Try to relax a little more with every breath out, but your heart’s still racing and your thoughts tornado in your head.
Nothing works. Not guided meditation.
You’re in Ireland.
Not counting sheep.
You count up the days, hours, minutes since you can remember falling asleep. Your doctor laughed. Nobody ever died from lack of sleep. The old bruised fruit way your face looks, you’d think you were dead.
After three o’clock in the morning in a motel bed in Seattle, it’s too late for you to find a cancer support group. Too late to find some little blue Amytal Sodium capsules or lipstick-red Seconals, the whole Valley of the Dolls playset. After three in the morning, you can’t get into a fight club.
You’ve got to find Tyler.
You’ve got to get some sleep.
Then you’re awake, and Tyler’s standing in the dark next to the bed.
You wake up.
The moment you were falling asleep, Tyler was standing there saying, "Wake up. Wake up, we solved the problem with the police here in Seattle. Wake up.”

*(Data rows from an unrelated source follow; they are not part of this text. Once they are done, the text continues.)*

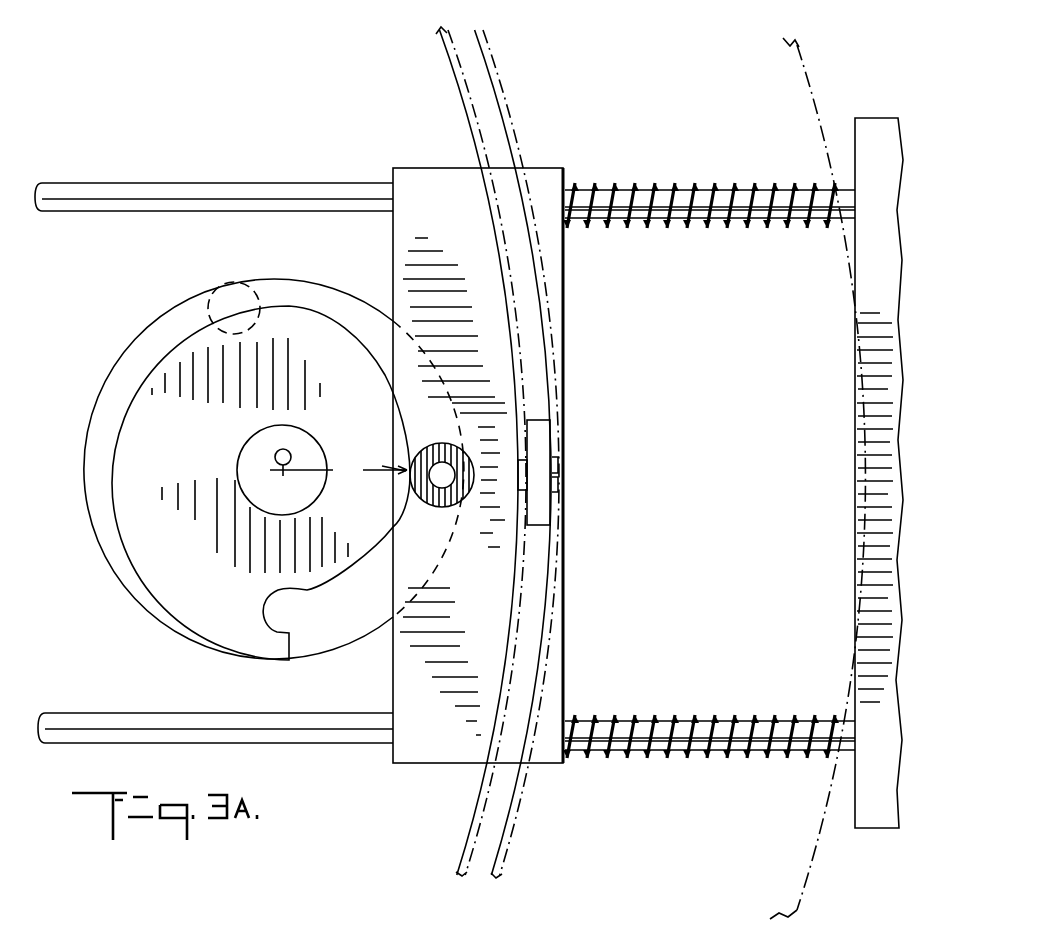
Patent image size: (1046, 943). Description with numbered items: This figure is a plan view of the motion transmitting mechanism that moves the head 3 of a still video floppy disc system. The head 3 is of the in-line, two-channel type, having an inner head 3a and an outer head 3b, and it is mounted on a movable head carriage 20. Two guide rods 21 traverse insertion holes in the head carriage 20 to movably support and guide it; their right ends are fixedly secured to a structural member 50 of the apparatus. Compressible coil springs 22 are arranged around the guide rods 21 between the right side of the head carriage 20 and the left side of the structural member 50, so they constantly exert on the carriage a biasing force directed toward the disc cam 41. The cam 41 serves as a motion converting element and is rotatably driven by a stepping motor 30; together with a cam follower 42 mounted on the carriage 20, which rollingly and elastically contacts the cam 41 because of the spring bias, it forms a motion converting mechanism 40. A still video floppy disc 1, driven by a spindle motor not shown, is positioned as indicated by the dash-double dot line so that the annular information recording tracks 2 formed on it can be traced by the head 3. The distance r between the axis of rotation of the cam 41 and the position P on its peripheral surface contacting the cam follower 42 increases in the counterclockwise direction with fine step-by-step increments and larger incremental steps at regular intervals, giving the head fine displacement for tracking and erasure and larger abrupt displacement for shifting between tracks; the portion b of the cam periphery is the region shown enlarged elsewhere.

The still video floppy disc 1 is at (815, 100).
The annular information recording tracks 2 is at (473, 137).
The head 3 is at (563, 488).
The inner head 3a is at (520, 488).
The outer head 3b is at (563, 468).
The head carriage 20 is at (560, 280).
The guide rods 21 is at (358, 212).
The compressible coil springs 22 is at (748, 228).
The stepping motor 30 is at (138, 330).
The motion converting mechanism 40 is at (192, 446).
The disc cam 41 is at (155, 586).
The cam follower 42 is at (465, 505).
The structural member 50 is at (875, 828).
The portion b is at (220, 290).
The distance r is at (338, 470).
The position P is at (389, 456).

The police commissioner wanted a crackdown on what he called gang-type activity and after-hours boxing clubs.
"But not to worry,” Tyler says. "Mister police commissioner shouldn’t be a problem,” Tyler says. "We have him by the balls, now.”
I ask if Tyler’s been following me.
"Funny,” Tyler says, "I wanted to ask you the same thing. You talked about me to other people, you little shit. You broke your promise.”

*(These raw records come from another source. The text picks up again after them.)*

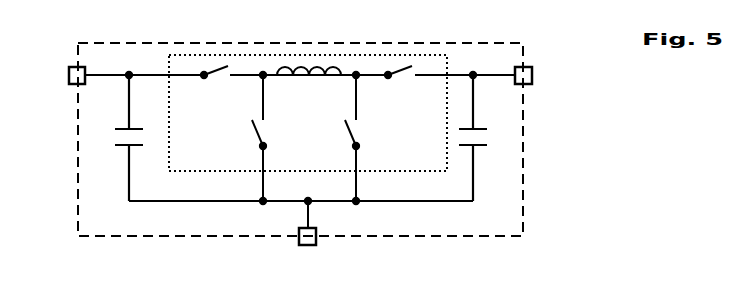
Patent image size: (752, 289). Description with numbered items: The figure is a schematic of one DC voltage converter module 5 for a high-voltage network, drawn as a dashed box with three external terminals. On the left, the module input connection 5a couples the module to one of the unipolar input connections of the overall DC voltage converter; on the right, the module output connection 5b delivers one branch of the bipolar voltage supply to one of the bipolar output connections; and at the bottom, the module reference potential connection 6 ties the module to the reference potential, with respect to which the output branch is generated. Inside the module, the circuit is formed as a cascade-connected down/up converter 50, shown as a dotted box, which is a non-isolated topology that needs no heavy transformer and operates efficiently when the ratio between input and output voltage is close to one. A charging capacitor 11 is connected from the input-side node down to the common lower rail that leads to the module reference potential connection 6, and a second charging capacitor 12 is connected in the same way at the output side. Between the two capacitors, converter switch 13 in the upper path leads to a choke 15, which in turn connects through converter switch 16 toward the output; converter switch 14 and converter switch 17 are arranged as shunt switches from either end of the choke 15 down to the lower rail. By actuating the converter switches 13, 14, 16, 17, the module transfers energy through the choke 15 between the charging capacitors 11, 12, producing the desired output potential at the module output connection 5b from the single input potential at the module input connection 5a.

The DC voltage converter module 5 is at (524, 185).
The module input connection 5a is at (68, 80).
The module output connection 5b is at (533, 75).
The module reference potential connection 6 is at (317, 240).
The charging capacitor 11 is at (137, 128).
The charging capacitor 12 is at (482, 128).
The converter switch 13 is at (217, 80).
The converter switch 14 is at (267, 133).
The choke 15 is at (303, 80).
The converter switch 16 is at (405, 80).
The converter switch 17 is at (360, 133).
The cascade-connected down/up converter 50 is at (420, 167).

Tyler was wondering when I’d figure him out.
"Every time you fall asleep,” Tyler says, "I run off and do something wild, something crazy, something completely out of my mind.”
Tyler kneels down next to the bed and whispers, "Last Thursday, you fell asleep, and I took a plane to Seattle for a little fight club look-see. To check the turn-away numbers, that sort of thing. Look for new talent. We have Project Mayhem in Seattle, too.”
Tyler’s fingertip traces the swelling along my eyebrows. "We have Project Mayhem in Los Angeles and Detroit, a big Project Mayhem going on in Washington, D.C., in New York. We have Project Mayhem in Chicago like you would not believe.”
Tyler says, "I can’t believe you broke your promise. The first rule is you don’t talk about fight club.”
He was in Seattle last week when a bartender in a neck brace told him that the police were going to crack down on fight clubs. The police commissioner himself wanted it special.
"What it is,” Tyler says, "is we have police who come to fight at fight club and really like it. We have newspaper reporters and law clerks and lawyers, and we know everything before it’s going to happen.”
We were going to be shut down.
"At least in Seattle,” Tyler says.
I ask what did Tyler do about it.
"What did we do about it,” Tyler says.
We called an Assault Committee meeting.
"There isn’t a me and a you, anymore,” Tyler says, and he pinches the end of my nose. "I think you’ve figured that out.”
We both use the same body, but at different times.